The objective of this study was to investigate the effects of forage source (red clover silage: RCS vs. corn silage: CS) and diet supplementation with linseed oil (LO) on CH₄ emissions of manure from dairy cows. For this purpose, 12 lactating cows were used in a 2 × 2 factorial arrangement of treatments. Cows were fed (ad libitum) RCS- or CS-based diets (forage:concentrate ratio 60:40; dry matter basis) without or with LO addition (4% dry matter). Feces and urine were collected from each cow and mixed with residual sludge obtained from a manure storage structure. Manure was incubated for 17 wk at 20°C under anaerobic conditions (O₂-free N₂) in 500-mL glass bottles.
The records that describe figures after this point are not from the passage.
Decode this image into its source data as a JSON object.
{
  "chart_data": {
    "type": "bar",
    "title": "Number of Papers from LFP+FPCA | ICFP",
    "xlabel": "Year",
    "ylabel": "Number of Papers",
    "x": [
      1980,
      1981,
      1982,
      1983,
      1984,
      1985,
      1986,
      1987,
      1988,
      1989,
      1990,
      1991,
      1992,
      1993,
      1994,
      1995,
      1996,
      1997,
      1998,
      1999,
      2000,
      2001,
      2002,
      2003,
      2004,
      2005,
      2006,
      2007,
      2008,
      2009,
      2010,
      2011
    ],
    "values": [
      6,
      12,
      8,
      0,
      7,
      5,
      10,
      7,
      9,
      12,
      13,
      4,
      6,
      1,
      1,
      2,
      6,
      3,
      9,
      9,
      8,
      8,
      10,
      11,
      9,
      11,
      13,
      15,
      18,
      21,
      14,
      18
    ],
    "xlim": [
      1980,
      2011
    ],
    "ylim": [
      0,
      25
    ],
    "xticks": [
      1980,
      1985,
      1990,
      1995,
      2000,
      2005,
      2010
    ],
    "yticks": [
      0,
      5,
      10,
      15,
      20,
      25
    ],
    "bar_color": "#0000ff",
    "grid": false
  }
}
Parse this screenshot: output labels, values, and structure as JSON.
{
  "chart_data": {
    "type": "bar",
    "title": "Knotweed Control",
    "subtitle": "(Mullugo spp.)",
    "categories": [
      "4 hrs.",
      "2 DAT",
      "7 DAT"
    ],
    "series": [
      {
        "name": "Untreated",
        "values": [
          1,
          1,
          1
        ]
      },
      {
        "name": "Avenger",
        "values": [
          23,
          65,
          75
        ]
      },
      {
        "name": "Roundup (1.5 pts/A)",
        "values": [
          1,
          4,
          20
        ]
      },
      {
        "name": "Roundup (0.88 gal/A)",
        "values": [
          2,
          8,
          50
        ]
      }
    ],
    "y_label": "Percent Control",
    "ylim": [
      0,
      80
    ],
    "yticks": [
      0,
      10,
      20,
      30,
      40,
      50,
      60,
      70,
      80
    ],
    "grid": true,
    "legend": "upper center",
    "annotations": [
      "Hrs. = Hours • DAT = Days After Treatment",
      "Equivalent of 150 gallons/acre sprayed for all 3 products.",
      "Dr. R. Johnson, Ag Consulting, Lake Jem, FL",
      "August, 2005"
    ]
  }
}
Methane emissions and changes in chemical composition of the manure were monitored during the entire incubation period. The total amount of feces and urine excreted by cows was not affected by dietary treatments and averaged 6.6 kg/d of volatile solids (VS). Compared with manure from cows fed RCS-based diets, maximum CH₄ production potential of manure from cows fed CS-based diets was 54% higher (182 vs. 118 L/kg of VS) throughout the incubation period. Maximum CH₄ production potential from manure also increased (by 17%) when cows were fed LO-supplemented diets compared with those fed nonsupplemented diets. Similar to maximum CH₄ production potential, VS degraded during incubation (i.e., VS loss) was higher from manure from cows fed CS-based diets versus cows fed RCS-based diets (30.6 vs. 22.5%), and increased (+3 percentage units, on average) with the addition of LO to the diets. Ammonia concentration in manure was higher when cows were fed CS-based diets compared with RCS-based diets, and declined with LO supplementation to CS and RCS diets. It is concluded that both dietary forage source and fat supplementation affect maximum CH₄ production potential from manure and this should be taken into account when such dietary options are recommended to mitigate enteric CH₄ emissions from dairy cows.